As a journalist, I learn so much about the world and its people - and, alas, about myself - through the stories I write. Since I write a lot of human-interest features about relationship issues, I often conduct interviews where I can honestly say, "Yeah, really. I hear you, sister! Don't you hate it when that happens? I know, guys like that are schmucks, aren't they?"
(Yes, there's a feline angle to this post; I'm getting there. Promise!)
Recently, I wrote a story about a topic on which I am passionate: the importance of apologizing sincerely and effectively, and how to teach your children how to do this, so that they can have successful relationships in the future. I was interviewing an author about this topic, and we discussed the non-apology: the charming "I'm sorry you got so upset," or "I'm sorry you thought I was a jerk." (In other words, an actual blame wrapped in hot pink, fake apology tissue). I am all too familiar with it, and it's hurtful.
When the author gave me tips on how to model the art of apologizing with kids, one of the things he suggested was setting an example with the family pets. "What do you mean?" I said. "Well," he replied, "like when you step on the dog's paw, tell Fido, 'I'm sorry.' "
Now, I definitely could relate to that one, and I told him so: just that very morning, in fact, I had stepped on my cat Dharma's paw. And I, the noble one, apologized loudly to her as she shrieked in discomfort!
And then, as I silently patted myself on the back while talking to my subject, it dawned on me: The hypocritical Mother Catresa, ever so disdainful of non-apologies, actually gave one to Dharma!
The grey and white tuxedo cat, see, was doing the feline Figure-8 routine in the kitchen; y'all who have cats surely are familiar with it. I had stepped into the kitchen for my morning Diet Coke, and the ravenous Dharma started encircling my moving legs in Figure-8 patterns, while she meowed and demanded that I feed her breakfast. Combine a drowsy head with walking legs and marathoning paws, and what happens? You step on the poor pet's foot. Ouch!
"Oh Dharma!" I said. "I'm so sorry I hurt you! Poor baby."
And then, came the disqualifying "But":
"But, darn it, will you quit running over my feet and between my legs when I'm walking?"

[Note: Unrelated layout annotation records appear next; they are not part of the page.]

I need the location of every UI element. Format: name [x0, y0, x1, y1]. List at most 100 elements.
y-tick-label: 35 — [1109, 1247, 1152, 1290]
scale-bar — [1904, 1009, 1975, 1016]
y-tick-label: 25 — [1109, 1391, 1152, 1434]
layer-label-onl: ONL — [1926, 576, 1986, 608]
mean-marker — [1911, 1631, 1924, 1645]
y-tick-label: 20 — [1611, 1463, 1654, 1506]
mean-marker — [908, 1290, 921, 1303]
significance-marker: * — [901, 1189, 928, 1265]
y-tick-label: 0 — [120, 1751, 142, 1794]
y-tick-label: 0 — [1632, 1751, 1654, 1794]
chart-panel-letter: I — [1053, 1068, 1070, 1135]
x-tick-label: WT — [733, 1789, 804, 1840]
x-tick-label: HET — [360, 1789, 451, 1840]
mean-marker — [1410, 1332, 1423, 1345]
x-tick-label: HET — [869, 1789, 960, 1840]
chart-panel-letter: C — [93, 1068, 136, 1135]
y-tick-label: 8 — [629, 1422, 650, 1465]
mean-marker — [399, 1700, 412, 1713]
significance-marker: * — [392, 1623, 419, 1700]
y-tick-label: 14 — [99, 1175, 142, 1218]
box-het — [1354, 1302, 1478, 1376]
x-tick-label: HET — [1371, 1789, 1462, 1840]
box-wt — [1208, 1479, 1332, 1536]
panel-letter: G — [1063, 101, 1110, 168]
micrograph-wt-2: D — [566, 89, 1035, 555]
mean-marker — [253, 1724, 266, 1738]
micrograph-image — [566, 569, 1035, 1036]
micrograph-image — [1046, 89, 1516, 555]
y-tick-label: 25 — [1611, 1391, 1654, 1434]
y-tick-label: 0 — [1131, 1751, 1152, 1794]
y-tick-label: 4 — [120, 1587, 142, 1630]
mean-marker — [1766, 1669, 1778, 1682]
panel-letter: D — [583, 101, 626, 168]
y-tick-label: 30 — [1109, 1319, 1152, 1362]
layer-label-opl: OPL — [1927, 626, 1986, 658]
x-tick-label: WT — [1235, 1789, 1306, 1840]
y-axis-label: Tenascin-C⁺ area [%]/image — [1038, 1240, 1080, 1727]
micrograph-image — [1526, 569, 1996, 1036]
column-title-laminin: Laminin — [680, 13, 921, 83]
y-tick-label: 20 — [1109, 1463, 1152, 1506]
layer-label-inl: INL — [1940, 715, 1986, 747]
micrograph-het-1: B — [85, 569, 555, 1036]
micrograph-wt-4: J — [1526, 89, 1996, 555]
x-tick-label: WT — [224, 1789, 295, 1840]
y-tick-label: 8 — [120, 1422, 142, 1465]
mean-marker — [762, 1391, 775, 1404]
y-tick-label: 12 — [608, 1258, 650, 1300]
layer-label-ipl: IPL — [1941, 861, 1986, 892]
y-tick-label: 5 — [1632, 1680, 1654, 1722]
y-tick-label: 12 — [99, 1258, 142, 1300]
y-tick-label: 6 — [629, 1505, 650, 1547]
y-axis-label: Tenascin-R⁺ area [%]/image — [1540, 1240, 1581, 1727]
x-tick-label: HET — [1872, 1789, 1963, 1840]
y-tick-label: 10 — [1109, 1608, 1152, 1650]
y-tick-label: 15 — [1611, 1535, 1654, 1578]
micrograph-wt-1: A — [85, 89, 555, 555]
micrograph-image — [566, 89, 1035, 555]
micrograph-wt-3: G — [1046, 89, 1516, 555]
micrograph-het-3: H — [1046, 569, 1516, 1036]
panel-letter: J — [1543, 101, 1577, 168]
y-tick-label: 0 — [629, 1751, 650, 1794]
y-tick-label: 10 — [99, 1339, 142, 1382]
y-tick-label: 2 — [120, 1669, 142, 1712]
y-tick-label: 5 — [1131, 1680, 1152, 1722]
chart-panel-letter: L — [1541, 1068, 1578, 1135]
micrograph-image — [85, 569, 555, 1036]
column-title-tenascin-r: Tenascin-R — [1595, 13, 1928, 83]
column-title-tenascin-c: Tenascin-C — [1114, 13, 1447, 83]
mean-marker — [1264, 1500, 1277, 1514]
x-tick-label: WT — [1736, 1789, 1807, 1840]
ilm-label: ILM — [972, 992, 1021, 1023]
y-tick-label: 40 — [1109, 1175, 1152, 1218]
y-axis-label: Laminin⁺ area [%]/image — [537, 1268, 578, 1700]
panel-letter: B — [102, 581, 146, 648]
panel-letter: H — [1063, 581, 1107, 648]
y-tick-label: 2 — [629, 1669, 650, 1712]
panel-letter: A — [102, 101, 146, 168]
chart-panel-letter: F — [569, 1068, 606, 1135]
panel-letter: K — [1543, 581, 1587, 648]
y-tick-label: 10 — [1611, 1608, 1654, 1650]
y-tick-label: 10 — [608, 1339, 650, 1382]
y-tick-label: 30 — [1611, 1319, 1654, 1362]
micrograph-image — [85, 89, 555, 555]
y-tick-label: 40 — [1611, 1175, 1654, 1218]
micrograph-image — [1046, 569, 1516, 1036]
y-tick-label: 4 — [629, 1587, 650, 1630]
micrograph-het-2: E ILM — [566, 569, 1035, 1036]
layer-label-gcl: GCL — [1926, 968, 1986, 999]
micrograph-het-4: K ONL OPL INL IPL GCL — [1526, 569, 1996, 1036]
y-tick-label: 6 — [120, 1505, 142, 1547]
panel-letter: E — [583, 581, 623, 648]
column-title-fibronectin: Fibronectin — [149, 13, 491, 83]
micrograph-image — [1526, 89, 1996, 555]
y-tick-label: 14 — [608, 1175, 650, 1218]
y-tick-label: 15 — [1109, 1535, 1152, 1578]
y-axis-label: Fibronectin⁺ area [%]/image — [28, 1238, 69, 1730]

The translation, let's face it, is: "I'm so sorry you got hurt, but it was your own damn fault."
It's like saying the following to the pedestrian you've just hit: "My God, I am so sorry. Really, I am. I feel horrible! But geesh, nucklehead, what the hell were you thinking running in front of a moving car doing 70 on the Pennsylvania Turnpike?"
A sincere apology, the experts say, never includes a "but."
OK, so I did it. I felt bad for hurting Dharma's paw, but I gave her a lame non-apology. I admit my error, and I am truly sorry.
But ... Dharma, quit tripping your mom-mom, already!